Gipfeltreffen der Bolivarischen Allianz in Caracas setzt auf Frieden und Verständigung statt auf den Bau von Mauern.
Mit dem Aufruf »Verteidigen wir die Einheit, die Würde und die Unabhängigkeit unseres Amerikas« beendeten die Staats- und Regierungschefs der »Bolivarischen Allianz für die Völker Unseres Amerikas« (ALBA) am Sonntag abend (Ortszeit) in Caracas ihr XIV. Gipfeltreffen. Formaler Anlass der Zusammenkunft war der vierte Todestag des ehemaligen venezolanischen Präsidenten Hugo Chávez. Dieser hatte das antiimperialistische Staatenbündnis gemeinsam mit dem im November letzten Jahres verstorbenen kubanischen Revolutionsführer Fidel Castro im Dezember 2004 gegründet. Nun waren unter anderem Kubas Präsident Raúl Castro, Nicaraguas Staatschef Daniel Ortega und Evo Morales aus Bolivien nach Caracas gekommen.
Die von progressiven Regierungen und linken Bewegungen eingeleiteten demokratischen Prozesse in Lateinamerika seien durch neue Angriffe des Imperialismus, des transnationalen Kapitals und der nationalen Oligarchien bedroht, heißt es in dem von Venezuelas Außenministerin Delcy Rodríguez vorgetragenen Abschlussdokument. Die Programme rechter Parteien seien in der Praxis nichts anderes als eine Doktrin zur Ausplünderung der Völker. Wo der Neoliberalismus wieder Fuß gefasst habe, seien die betroffenen Länder durch wachsende Spekulation, Auslandsverschuldung, unfairen Handel und Finanzkrisen instabil geworden. Armut, Ungleichheit, Erwerbslosigkeit nähmen dadurch wieder zu, und die Kluft zwischen dem reichen Norden und dem enteigneten Süden vergrößere sich wieder.

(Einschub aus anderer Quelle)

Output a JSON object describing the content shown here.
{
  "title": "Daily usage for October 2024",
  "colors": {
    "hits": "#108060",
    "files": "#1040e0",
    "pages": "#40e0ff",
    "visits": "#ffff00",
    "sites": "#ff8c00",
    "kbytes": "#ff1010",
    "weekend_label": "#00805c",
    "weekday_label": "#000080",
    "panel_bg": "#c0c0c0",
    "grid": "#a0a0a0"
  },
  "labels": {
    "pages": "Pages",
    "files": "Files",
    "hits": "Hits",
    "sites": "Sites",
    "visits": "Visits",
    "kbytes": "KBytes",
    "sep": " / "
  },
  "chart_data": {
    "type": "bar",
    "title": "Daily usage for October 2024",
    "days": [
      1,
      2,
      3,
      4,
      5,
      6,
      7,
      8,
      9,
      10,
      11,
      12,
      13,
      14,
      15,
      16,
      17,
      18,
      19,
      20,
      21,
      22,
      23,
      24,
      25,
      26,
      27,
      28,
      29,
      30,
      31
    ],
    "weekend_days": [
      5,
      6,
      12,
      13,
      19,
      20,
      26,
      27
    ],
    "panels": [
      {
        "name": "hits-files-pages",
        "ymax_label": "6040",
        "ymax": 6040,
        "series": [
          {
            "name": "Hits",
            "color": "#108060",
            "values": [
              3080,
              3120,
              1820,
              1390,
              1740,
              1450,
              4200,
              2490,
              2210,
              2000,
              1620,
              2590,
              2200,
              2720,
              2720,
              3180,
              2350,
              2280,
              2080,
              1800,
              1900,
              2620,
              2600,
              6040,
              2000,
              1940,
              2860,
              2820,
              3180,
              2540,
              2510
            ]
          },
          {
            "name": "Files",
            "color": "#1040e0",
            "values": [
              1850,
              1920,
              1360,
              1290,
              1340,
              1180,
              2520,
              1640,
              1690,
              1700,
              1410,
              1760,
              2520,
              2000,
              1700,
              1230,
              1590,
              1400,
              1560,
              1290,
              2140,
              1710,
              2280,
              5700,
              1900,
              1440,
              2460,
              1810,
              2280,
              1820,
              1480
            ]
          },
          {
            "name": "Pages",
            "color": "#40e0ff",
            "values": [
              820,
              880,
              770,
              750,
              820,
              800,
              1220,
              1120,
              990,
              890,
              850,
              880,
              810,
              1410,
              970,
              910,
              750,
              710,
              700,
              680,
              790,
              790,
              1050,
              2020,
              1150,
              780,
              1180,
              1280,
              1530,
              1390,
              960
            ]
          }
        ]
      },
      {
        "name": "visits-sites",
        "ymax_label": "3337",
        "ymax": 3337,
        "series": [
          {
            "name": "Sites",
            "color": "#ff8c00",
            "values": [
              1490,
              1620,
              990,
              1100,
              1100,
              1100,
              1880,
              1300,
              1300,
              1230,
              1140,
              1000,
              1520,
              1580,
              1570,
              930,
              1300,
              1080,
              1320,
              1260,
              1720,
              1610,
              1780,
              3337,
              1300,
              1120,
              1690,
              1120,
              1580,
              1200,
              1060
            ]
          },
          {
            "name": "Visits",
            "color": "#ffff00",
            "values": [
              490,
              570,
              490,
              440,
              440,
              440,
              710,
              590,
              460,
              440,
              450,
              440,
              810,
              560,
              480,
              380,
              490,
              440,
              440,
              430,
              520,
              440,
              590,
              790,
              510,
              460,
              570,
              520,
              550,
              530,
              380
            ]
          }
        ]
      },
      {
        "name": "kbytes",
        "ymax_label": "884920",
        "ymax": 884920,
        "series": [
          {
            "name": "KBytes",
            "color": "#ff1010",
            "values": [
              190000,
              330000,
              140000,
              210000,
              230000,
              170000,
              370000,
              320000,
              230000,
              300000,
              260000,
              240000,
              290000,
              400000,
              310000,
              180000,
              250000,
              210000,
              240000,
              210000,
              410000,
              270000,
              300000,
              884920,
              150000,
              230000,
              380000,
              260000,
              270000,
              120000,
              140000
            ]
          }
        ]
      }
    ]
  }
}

»Wir befinden uns in einer entscheidenden Etappe unserer Geschichte, in der eine Umkehr der Prozesse sehr negative Auswirkungen für die Völker der Region haben würde«, fasste es Kubas Präsident in seiner Ansprache zusammen. Castro warnte auch vor der neuen Politik der US-Regierung, deren proklamierter Protektionismus den Außenhandel lateinamerikanischer Länder bedrohe, um die Gewinne transnationaler Konzerne zu steigern. Er verurteilte zudem die Verfolgung von Migranten, die durch ungleiche Verteilung des Reichtums und die von der internationalen Ordnung verursachte, zunehmende Armut zum Verlassen ihrer Länder gezwungen würden. »Der Armut, den Katastrophen und der Migration begegnet man nicht mit Mauern, sondern mit Zusammenarbeit, Verständnis und Frieden«, erklärte Castro unter Beifall.
Während die Verfolgung aus rassistischen oder religiösen Gründen zunehme, würden parallel die Ausgaben für Militär und Polizei ständig erhöht, hieß es dazu auch in der Abschlusserklärung. Der Staatenbund kündigte an, einen Hilfsfonds für Migranten einzurichten. Einhellig wurde die Initiative Boliviens unterstützt, für den 20. und 21. Juni zu einer »Globalen Konferenz der Völker für eine Welt ohne Mauern und für eine universelle Staatsbürgerschaft« nach Tiquipaya im Departamento Cochabamba einzuladen. Das dort unter anderem zur Debatte stehende Konzept der »universellen Staatsbürgerschaft« und der »uneingeschränkten menschlichen Mobilität« hatte ALBA-Mitglied Ecuador im Jahr 2008 als erstes Land in seine Verfassung aufgenommen.
ALBA sei weltweit zu einem Vorkämpfer gegen die Ungerechtigkeit geworden, sagte Ecuadors Außenminister Guillaume Long auf dem Gipfel. Durch die Integration in das Staatenbündnis habe sein Land die Armut reduzieren und allen Bürgern freien Zugang zu Bildung und Gesundheitsversorgung ermöglichen können. Nun müssten die Bürger am 2. April in der Stichwahl darüber entscheiden, ob der unter Präsident Rafael Correa vor zehn Jahren eingeschlagene Kurs mit dem Kandidaten Lenín Moreno fortgesetzt werden kann oder ob es einen Rückschritt zu neoliberalen Konzepten gibt. Es gehe letzten Endes darum, »welche Gesellschaft wir wollen«, sagte Long. Diese Richtungsfrage zog sich durch alle Beiträge des Gipfeltreffens. »Unsere Verantwortung besteht nicht nur darin, Bewusstsein über notwendige Veränderungen zu schaffen, sondern auch darin zu demonstrieren, dass diese möglich sind,« betont das Abschlussdokument.